Dr. O’Dell observed, however, that data from the DANBIO registry presented during the same session had shown that an enforced national switch from infliximab (Remicade) to biosimilar infliximab had shown that this did not appear to pose a problem in routine care in Denmark. Indeed 3 months’ clinical outcomes in patients with RA, psoriatic arthritis, or axial spondyloarthritis who were switched appeared to be comparable. Whether this is true across all the biosimilars needs to be established.
Coherus Biosciences funded the study. Dr. O’Dell has been a study investigator for, received research grants from, or acted as a speaker or consultant to Coherus Biosciences, Medac, Eli Lilly, Bristol-Myers Squibb, GlaxoSmithKline, Antares, and Crescendo.
AT THE EULAR 2016 CONGRESS
Key clinical point: Biosimilar etanercept (CHS-0214) was shown to be as effective and well tolerated as etanercept.
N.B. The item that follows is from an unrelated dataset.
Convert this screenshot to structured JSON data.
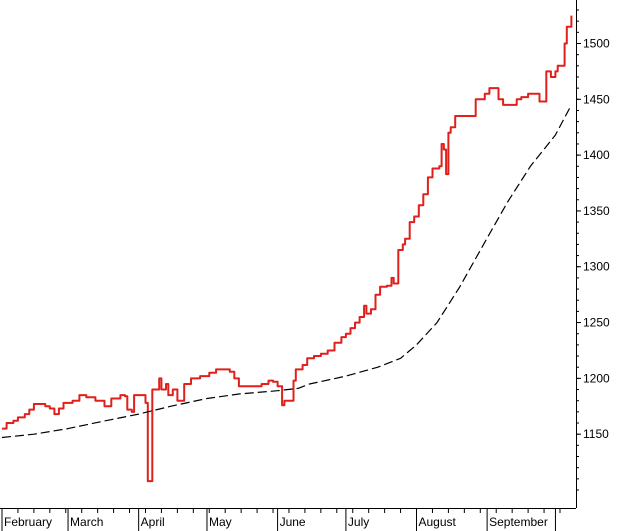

Major finding: ACR 20 at 24 weeks (primary endpoint) was achieved by 91% given the biosimilar and 90.6% of those given etanercept.
Data source: Multicenter, randomized, double-blind, phase III trial comparing the etanercept biosimilar CHS-0215 with etanercept in 644 patients with rheumatoid arthritis.
Disclosures: Coherus Biosciences funded the study. Dr. O’Dell has been a study investigator for, received research grants from, or acted as a speaker or consultant to Coherus Biosciences, Medac, Eli Lilly, Bristol-Myers Squibb, GlaxoSmithKline, Antares, and Crescendo.